Colleen Graffy is a former United States Deputy Assistant Secretary of State for Public Diplomacy for Europe and Eurasia, and associate professor of law and Director of Global Programs at Pepperdine University School of Law and Academic Director of their London campus. She is Chairman of SEAL, the Society of English and American Lawyers. As academic director of the London Program, she was in charge of the London Moot and Clinical Program and taught International Public Law, International Environmental Law, International Law and the Use of Force, and Legal Ethics. Altogether, she has resided nearly 20 years in London, where she was often invited by the media to communicate the U.S. point of view on international issues.[1]
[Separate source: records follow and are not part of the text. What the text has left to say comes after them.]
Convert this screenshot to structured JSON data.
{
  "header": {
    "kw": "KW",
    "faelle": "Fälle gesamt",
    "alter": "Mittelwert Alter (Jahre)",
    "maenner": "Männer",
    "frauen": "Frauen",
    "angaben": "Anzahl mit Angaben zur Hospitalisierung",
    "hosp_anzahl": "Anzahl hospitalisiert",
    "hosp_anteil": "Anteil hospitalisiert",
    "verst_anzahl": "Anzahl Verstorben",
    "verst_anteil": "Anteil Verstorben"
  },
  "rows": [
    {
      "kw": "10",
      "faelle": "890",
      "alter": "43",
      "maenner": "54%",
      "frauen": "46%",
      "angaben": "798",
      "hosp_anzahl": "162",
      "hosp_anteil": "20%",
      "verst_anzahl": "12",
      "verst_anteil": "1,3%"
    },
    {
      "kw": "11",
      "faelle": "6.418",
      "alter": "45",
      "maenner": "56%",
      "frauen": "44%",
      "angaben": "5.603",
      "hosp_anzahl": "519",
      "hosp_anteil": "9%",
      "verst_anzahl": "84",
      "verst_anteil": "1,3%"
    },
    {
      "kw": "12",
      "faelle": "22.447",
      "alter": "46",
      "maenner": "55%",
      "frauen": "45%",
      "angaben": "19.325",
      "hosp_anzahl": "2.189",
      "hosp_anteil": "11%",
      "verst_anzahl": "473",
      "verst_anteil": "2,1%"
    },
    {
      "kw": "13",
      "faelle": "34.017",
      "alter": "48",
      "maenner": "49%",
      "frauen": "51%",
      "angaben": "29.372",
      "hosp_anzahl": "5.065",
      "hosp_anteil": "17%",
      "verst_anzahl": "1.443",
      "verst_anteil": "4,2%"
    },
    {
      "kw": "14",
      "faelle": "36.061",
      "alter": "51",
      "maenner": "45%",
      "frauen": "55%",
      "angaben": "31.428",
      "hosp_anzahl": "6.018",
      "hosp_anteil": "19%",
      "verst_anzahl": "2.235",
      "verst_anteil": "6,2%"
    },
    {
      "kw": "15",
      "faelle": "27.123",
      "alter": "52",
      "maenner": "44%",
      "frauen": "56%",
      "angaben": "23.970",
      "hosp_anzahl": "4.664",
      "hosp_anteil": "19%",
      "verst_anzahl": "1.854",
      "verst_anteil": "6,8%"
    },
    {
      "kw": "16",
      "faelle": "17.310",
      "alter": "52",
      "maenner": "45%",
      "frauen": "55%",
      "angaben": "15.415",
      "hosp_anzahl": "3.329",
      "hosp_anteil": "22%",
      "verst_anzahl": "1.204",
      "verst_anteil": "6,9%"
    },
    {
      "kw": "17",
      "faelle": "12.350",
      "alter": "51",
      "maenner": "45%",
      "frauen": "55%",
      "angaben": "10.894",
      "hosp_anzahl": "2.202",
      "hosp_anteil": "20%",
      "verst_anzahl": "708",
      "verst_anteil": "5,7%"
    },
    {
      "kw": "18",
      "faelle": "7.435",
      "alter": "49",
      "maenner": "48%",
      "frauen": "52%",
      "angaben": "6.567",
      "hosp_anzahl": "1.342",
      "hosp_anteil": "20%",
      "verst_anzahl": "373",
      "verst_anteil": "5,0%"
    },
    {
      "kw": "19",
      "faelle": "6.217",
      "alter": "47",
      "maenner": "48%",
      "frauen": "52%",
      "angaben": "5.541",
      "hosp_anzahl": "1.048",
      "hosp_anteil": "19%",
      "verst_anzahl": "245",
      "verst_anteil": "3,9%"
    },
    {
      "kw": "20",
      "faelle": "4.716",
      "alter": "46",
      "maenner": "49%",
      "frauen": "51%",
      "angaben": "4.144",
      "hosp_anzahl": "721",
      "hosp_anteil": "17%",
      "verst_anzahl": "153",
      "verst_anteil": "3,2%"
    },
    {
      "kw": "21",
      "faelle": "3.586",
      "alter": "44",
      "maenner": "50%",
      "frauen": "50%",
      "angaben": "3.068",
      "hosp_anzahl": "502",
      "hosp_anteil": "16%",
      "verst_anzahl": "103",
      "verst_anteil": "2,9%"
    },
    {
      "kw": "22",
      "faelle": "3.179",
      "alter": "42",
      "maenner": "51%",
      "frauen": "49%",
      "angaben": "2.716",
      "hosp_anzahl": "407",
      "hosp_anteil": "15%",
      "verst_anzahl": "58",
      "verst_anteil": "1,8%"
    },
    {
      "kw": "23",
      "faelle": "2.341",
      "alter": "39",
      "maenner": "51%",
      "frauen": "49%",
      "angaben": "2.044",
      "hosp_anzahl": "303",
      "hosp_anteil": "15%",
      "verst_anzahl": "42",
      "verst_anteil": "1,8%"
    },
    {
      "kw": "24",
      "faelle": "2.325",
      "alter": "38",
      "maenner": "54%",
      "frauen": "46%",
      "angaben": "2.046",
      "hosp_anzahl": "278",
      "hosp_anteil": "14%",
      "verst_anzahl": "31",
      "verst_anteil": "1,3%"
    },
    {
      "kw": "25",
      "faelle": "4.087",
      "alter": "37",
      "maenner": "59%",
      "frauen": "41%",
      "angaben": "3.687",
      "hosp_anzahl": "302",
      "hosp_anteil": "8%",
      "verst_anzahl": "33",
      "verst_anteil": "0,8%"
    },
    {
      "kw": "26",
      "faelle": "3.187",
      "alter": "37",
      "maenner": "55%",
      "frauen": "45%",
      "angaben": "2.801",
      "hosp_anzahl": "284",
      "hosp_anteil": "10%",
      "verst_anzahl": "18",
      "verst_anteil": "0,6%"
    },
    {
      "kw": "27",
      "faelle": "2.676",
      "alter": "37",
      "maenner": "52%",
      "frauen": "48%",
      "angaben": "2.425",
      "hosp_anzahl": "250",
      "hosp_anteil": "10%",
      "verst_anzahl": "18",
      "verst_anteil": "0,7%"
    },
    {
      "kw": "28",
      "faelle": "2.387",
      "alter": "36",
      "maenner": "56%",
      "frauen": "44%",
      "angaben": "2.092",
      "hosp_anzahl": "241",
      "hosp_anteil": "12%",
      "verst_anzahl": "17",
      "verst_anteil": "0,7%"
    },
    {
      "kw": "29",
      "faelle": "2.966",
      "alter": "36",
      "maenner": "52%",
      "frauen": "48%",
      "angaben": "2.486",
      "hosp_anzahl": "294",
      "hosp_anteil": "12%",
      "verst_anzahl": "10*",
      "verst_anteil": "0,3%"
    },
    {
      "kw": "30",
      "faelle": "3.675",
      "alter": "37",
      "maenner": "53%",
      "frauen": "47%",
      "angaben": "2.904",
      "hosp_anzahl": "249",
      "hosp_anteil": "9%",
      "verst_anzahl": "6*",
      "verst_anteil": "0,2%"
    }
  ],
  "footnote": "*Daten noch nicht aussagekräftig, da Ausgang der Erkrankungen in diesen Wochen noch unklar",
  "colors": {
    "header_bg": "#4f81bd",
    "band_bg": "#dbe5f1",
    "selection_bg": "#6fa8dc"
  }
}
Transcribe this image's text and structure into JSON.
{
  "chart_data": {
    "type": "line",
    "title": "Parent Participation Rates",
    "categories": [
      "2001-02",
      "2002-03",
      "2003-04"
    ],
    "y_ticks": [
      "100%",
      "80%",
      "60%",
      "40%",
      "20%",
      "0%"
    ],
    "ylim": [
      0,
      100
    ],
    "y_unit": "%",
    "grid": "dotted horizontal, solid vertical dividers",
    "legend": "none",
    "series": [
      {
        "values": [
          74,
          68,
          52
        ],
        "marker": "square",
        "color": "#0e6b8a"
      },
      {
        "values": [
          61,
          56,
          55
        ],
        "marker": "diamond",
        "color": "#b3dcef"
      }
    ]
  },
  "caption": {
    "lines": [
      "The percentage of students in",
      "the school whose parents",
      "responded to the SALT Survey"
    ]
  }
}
She joined the U.S. State Department in 2005, under president George W. Bush, as Deputy Assistant Secretary of State for Public Diplomacy, the first person to hold that position. She reported to both the Assistant Secretary, Daniel Fried in the Bureau for European and Eurasian Affairs and the Undersecretary for Public Diplomacy and Public Affairs, Karen Hughes, (later James Glassman). In that capacity she travelled to more than 40 countries working with US embassies and a Washington team to communicate US foreign policy, culture and values.

She was the first high level US government official to actively advance "Public Diplomacy 2.0" and use Twitter. In response to criticism for tweeting as a diplomat she wrote an Op-Ed on the importance of social media as a tool of public diplomacy in the Washington Post.[2] She introduced green diplomacy and the importance of visual communications in public diplomacy and launched the Ben Franklin Transatlantic Fellowship, which brings together high school students from former Eastern bloc countries, Western Europe and the United States to study comparative constitutions and foster long-term relations among nations (sound like a agent of influence recruitment program), as well as the first "media hub" for the U.S. government with radio and television broadcasting facilities based in Brussels, Belgium.

She is a member of the think-tank Pacific Council on International Policy[3]

She is on the staff in the McCain Institute[4],named after deep state actor and politician John McCain, where she is responsible for hte 'next generation leader' program. "Since 2013, the Next Generation Leaders program has trained 45 leaders from around the world in values, ethics and character-driven leadership. The result is a global network of emerging leaders who shape the world we will inhabit in the future."[5], ie a program to groom the next generation of world leaders to be US agents of influence.